If this is Communism, it certainly was not how it was practised in the Soviet Union where the workers were expected to contribute to the building of a brave new world. Production was central to this idea of communism, and the hammer and the sickle more than the mere symbols they have been reduced to in the tropics.

On the other hand, the Congress, which has cobbled together a coalition of parties of which some are openly sectarian, have given legitimacy to the manufacturers of difference based on religious identity.

A sham secularism is now purveyed, providing an umbrella for religious groups and business interests who influence the governance process and sabotage the common good.

Creativity beckons

Creativity beckons more than ever to Kerala at this juncture when violence has assumed a shocking presence in the public domain.

The State is now known in the country for the violence committed against both humans and animals.

As pointed out by Mr. Sen, attaining human development does not require authoritarianism and neither does social transformation require violence. Land reforms in Kerala may have been more successful as a means to social rather than economic transformation, but were achieved without violence.

Political arguments

Political arguments for the necessity of violence today when most hierarchies have been dissolved are not credible. Though in the first instance violence in a democracy may be seen as a failure of public policy, ultimately it comes to a failure of the imagination.

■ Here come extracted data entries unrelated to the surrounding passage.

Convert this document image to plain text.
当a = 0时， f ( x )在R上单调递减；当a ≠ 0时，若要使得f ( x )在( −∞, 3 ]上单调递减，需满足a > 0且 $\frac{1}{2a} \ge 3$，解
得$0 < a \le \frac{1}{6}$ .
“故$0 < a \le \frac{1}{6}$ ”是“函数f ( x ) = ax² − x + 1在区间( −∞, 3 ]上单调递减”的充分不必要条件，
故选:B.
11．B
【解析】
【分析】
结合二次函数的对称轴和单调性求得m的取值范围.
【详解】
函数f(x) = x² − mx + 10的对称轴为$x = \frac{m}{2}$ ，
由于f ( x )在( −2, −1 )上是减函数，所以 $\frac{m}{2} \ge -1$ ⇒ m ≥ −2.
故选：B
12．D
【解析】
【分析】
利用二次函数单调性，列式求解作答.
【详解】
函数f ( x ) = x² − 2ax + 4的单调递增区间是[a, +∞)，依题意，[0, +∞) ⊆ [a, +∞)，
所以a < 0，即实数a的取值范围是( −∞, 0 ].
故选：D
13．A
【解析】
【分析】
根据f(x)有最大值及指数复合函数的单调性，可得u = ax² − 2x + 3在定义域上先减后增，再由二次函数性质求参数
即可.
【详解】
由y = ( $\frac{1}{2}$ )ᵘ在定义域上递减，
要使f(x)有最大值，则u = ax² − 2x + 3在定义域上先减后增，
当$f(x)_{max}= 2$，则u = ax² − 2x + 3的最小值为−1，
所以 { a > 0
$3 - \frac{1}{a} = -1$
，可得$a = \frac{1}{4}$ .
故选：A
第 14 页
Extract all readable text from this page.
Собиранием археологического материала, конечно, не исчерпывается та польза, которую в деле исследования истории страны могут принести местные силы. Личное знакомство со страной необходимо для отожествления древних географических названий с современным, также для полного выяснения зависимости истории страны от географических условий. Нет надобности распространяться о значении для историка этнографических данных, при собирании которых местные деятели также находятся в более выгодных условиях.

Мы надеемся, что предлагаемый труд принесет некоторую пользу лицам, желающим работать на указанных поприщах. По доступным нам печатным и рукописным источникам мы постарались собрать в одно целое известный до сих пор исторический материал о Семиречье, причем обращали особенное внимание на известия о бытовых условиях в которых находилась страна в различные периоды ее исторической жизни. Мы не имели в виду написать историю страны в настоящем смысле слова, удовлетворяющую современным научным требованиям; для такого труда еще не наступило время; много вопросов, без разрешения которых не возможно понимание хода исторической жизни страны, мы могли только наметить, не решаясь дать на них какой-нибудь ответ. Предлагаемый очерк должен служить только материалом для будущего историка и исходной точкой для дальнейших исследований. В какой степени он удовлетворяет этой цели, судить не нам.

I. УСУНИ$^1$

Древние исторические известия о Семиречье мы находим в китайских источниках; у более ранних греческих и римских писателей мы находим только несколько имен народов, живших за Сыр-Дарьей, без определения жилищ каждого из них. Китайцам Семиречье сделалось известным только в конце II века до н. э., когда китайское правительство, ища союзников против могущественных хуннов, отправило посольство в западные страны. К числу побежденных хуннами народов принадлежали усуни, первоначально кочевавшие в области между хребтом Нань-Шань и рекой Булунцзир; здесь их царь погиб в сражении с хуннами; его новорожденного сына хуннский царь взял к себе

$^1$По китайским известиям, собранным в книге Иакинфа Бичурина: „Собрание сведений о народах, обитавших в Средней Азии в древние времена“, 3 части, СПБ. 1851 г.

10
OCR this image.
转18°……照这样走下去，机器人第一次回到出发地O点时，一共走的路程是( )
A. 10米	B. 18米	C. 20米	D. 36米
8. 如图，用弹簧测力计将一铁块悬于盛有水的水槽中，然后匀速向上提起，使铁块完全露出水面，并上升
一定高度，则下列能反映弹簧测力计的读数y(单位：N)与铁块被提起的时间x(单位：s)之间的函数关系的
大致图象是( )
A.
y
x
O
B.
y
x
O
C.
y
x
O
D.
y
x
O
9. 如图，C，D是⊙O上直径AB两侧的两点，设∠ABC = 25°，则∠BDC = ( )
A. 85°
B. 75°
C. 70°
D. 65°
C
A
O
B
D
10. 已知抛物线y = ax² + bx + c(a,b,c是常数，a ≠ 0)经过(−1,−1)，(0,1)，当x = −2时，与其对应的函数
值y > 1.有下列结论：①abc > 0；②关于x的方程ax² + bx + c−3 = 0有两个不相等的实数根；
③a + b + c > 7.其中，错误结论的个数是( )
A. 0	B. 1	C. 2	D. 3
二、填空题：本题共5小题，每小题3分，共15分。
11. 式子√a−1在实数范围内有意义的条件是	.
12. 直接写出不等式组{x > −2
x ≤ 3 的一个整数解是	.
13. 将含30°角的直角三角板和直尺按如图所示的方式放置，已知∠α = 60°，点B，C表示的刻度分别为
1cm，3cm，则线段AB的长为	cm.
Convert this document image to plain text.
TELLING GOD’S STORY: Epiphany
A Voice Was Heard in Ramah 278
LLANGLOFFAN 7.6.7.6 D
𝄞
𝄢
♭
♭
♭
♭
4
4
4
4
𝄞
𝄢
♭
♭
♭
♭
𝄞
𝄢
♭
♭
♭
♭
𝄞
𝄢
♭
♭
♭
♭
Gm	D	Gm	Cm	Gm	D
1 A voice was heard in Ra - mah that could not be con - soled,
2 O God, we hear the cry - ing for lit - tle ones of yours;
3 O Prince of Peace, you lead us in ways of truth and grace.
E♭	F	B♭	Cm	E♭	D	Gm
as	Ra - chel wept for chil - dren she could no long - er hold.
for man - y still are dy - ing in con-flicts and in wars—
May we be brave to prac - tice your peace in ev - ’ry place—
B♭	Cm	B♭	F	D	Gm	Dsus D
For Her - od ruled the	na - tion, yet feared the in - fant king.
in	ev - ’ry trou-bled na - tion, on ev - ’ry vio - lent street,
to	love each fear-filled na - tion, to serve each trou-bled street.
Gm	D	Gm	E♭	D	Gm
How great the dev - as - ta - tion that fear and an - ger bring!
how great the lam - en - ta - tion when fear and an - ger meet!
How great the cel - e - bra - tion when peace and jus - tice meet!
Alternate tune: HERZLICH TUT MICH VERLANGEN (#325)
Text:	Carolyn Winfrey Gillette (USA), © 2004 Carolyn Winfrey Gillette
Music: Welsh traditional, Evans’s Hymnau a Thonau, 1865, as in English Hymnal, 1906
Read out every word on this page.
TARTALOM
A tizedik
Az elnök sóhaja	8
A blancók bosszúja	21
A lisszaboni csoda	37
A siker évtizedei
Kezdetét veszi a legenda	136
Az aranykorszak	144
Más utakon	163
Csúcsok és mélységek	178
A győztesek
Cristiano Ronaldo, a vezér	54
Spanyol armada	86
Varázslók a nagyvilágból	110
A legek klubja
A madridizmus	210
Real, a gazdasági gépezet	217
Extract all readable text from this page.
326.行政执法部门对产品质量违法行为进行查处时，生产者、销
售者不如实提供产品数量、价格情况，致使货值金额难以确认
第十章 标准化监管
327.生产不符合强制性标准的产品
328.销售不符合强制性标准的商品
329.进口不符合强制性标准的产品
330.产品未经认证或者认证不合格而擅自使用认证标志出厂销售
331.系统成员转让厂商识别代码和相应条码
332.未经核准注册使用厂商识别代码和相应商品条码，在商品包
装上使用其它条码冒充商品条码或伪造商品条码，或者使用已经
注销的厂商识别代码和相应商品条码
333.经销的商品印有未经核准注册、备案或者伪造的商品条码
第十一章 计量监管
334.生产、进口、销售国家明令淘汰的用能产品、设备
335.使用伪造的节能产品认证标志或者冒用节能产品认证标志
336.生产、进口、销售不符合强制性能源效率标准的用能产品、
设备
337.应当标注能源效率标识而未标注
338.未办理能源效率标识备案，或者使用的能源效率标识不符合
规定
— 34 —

When directed against political rivals, it only reflects insecurity. When directed against animals, as seen recently in the violent public parading of killed dogs, it only reflects a brutalisation. Genuinely democratic cultures do not tolerate violence.

They find ways of creatively surmounting their challenges.

Ironically, Kerala’s most creative moment may have been when it was yet the imaginary that determined the radical changes that followed. After the 1950s, Kerala has remained mostly in slumber.

To build the next Nava Keralam, we must recover the spirit at her birth. Then people had come together driven by creativity, without the burden of identity, disdainful of their security.